SONNY LO v. KJS ECO-FORMWORK SYSTEM


G.R. No. 149420 October 8, 2003

FACTS:

KJS is engaged in the sale of steel scaffoldings while Lo is a building


contractor. On February 22, 1990, petitioner ordered scaffolding equipments
from respondent worth P540,425.80. He paid a downpayment in the amount
of P150,000. The balance was made payable in 10 monthly installments.
Respondent delivered the equipments. Petitioner was able to pay the first
two monthly installments. His business suffered financial difficulties and he
was unable to settle his obligations despite demands. On October 11, 1990,
the parties executed a Deed of Assignment whereby petitioner assigned to
respondent his receivables from Jonero Realty. However, Jonero refused to
honor the Dees of Assign,nt because it claimed that petitioner was indebted
to it. Petitioner refused to pay claiming that that his obligation had been
extinguished when they executed the deed of assign,ent. RTC dismissed the
complaint on the ground that the assignment of credit extinguished the
obligation. Court of appeals reversed the decision and ordered Lo to pay the
plaintiff KJS with legal interests of 6% per annum until fully paid.

ISSUE:

Whether or not the Deed of Assignment extinguished the obligation

RULING:
An assignment of credit, by virtue of which the owner of the credit, the
assignor, by a legal cause, such as sale, dacion en pago, exchange or
donation and without the consent of the debtor transfers his credit and
accessory rights to another, the assignee, who acquires the power to enforce
it against the debtor. Petitioner, as assignor, is bound to warrant the
existence and legality of the credit at the tim of the sale or assignment. When
Jonero claimed that it was no longer indebted to petitioner since the latter
had also as unpaid obligation to it, it essentially meant that its obligation to
the petitioner has been extinguished by compensation. Petitioner was found
in breach of his obligation under the Deed of assignment. Court of Appeals
decision is affirmed.

CALTEX V. INTEREDIATE APPELLATE COURT and ASIA PACIFC


G.R. No. 72703, November 13, 1992

FACTS:

On January 12, 1975, Asia Pacific entered into an agreement with


Caltex whereby petitioner agreed to supply private respondent’s aviation fuel
for 2 years. As of June 30, 1980, asia Pacific had an outstanding obligation
n the total amount of P 4,072,682.13. Caltex executed a Ded of Assignment
wherein it assigned to petitioner its receivables from the National treasury of
the Philippines.
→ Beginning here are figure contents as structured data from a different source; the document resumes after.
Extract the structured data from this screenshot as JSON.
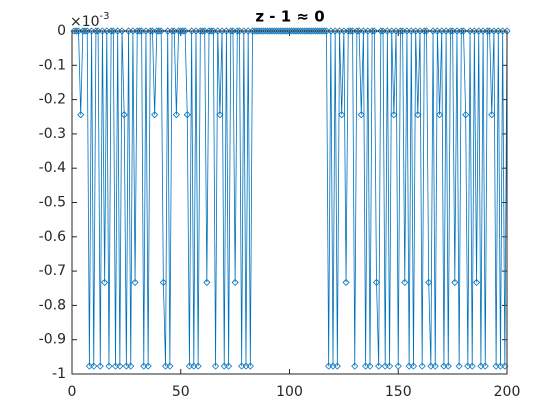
{
  "chart_data": {
    "type": "line",
    "title": "z - 1 ≈ 0",
    "y_exponent": {
      "base": "×10",
      "power": "-3"
    },
    "xlim": [
      0,
      200
    ],
    "xticks": [
      0,
      50,
      100,
      150,
      200
    ],
    "ylim": [
      -1,
      0
    ],
    "yticks": [
      0,
      -0.1,
      -0.2,
      -0.3,
      -0.4,
      -0.5,
      -0.6,
      -0.7,
      -0.8,
      -0.9,
      -1
    ],
    "grid": false,
    "marker": "diamond",
    "x": [
      1,
      2,
      3,
      4,
      5,
      6,
      7,
      8,
      9,
      10,
      11,
      12,
      13,
      14,
      15,
      16,
      17,
      18,
      19,
      20,
      21,
      22,
      23,
      24,
      25,
      26,
      27,
      28,
      29,
      30,
      31,
      32,
      33,
      34,
      35,
      36,
      37,
      38,
      39,
      40,
      41,
      42,
      43,
      44,
      45,
      46,
      47,
      48,
      49,
      50,
      51,
      52,
      53,
      54,
      55,
      56,
      57,
      58,
      59,
      60,
      61,
      62,
      63,
      64,
      65,
      66,
      67,
      68,
      69,
      70,
      71,
      72,
      73,
      74,
      75,
      76,
      77,
      78,
      79,
      80,
      81,
      82,
      83,
      84,
      85,
      86,
      87,
      88,
      89,
      90,
      91,
      92,
      93,
      94,
      95,
      96,
      97,
      98,
      99,
      100,
      101,
      102,
      103,
      104,
      105,
      106,
      107,
      108,
      109,
      110,
      111,
      112,
      113,
      114,
      115,
      116,
      117,
      118,
      119,
      120,
      121,
      122,
      123,
      124,
      125,
      126,
      127,
      128,
      129,
      130,
      131,
      132,
      133,
      134,
      135,
      136,
      137,
      138,
      139,
      140,
      141,
      142,
      143,
      144,
      145,
      146,
      147,
      148,
      149,
      150,
      151,
      152,
      153,
      154,
      155,
      156,
      157,
      158,
      159,
      160,
      161,
      162,
      163,
      164,
      165,
      166,
      167,
      168,
      169,
      170,
      171,
      172,
      173,
      174,
      175,
      176,
      177,
      178,
      179,
      180,
      181,
      182,
      183,
      184,
      185,
      186,
      187,
      188,
      189,
      190,
      191,
      192,
      193,
      194,
      195,
      196,
      197,
      198,
      199,
      200
    ],
    "series": [
      {
        "color": "#0072bd",
        "values": [
          0,
          0,
          0,
          -0.244,
          0,
          0,
          0,
          -0.977,
          0,
          -0.977,
          0,
          0,
          -0.977,
          0,
          -0.733,
          0,
          -0.977,
          0,
          0,
          -0.977,
          0,
          -0.977,
          0,
          -0.244,
          -0.977,
          0,
          -0.977,
          0,
          -0.733,
          0,
          0,
          0,
          -0.977,
          0,
          -0.977,
          0,
          0,
          -0.244,
          0,
          0,
          0,
          -0.733,
          -0.977,
          0,
          -0.977,
          0,
          0,
          -0.244,
          0,
          0,
          0,
          0,
          -0.244,
          -0.977,
          0,
          -0.977,
          0,
          -0.977,
          0,
          0,
          0,
          -0.733,
          0,
          0,
          0,
          -0.977,
          0,
          -0.244,
          0,
          -0.977,
          0,
          -0.977,
          0,
          0,
          -0.733,
          0,
          0,
          -0.977,
          0,
          -0.977,
          0,
          -0.977,
          0,
          0,
          0,
          0,
          0,
          0,
          0,
          0,
          0,
          0,
          0,
          0,
          0,
          0,
          0,
          0,
          0,
          0,
          0,
          0,
          0,
          0,
          0,
          0,
          0,
          0,
          0,
          0,
          0,
          0,
          0,
          0,
          0,
          0,
          0,
          -0.977,
          0,
          -0.977,
          0,
          -0.977,
          0,
          -0.244,
          0,
          -0.733,
          0,
          0,
          0,
          -0.977,
          0,
          0,
          -0.244,
          0,
          -0.977,
          0,
          -0.977,
          0,
          0,
          -0.733,
          -0.977,
          0,
          0,
          -0.977,
          0,
          -0.977,
          0,
          -0.244,
          0,
          -0.977,
          0,
          0,
          -0.733,
          0,
          -0.977,
          0,
          -0.977,
          0,
          -0.244,
          0,
          -0.977,
          0,
          0,
          -0.733,
          -0.977,
          0,
          -0.977,
          0,
          -0.244,
          0,
          -0.977,
          0,
          -0.977,
          0,
          0,
          -0.733,
          0,
          -0.977,
          0,
          0,
          -0.244,
          -0.977,
          0,
          -0.977,
          0,
          -0.733,
          0,
          -0.977,
          0,
          -0.977,
          0,
          0,
          -0.244,
          0,
          -0.977,
          0,
          -0.977,
          0,
          -0.977,
          0
        ]
      }
    ]
  }
}
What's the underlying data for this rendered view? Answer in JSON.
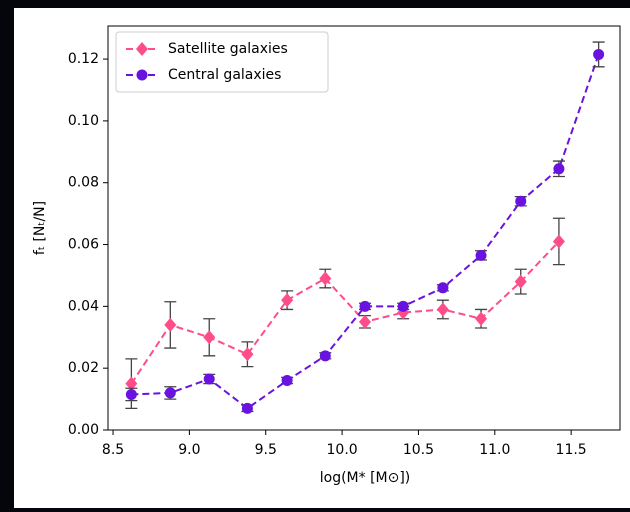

Pursuant to the Deed of assignment, National Treasury
warrant the amount of P5,475,294 representing the refund. Caltex refused
to return the excess amount of P510,550.63 because it represented the
interest and service charges and the rate of 18% per annum on the unpaid
and overdue account of respondent. RTC dismissed the case. IAC reversed
the decision and ordered petitioner to return the amount of P510,550.63 to
private respondent.

ISSUE:
Whether or not the Deed of Assignment entered into by the parties
constituted dacion en pago, such that the obligation is totally extinguished,
hence, no interest and service charges could anymore be imposed

RULING:

The Deed of Assignment executed by the parties is not a dation in


payment in payment and did not totally extinguish respondent’s obligation. It
is clear that in this case, dation in payment does not necessarily mean total
extinguishment of the obligation. The obligation is totally extinguished only
when the parties, by agreement, express or implied, or by their silence,
consider the thing a equivalent to the obligation.
Decision of Intermediate Appellate Court is set aside.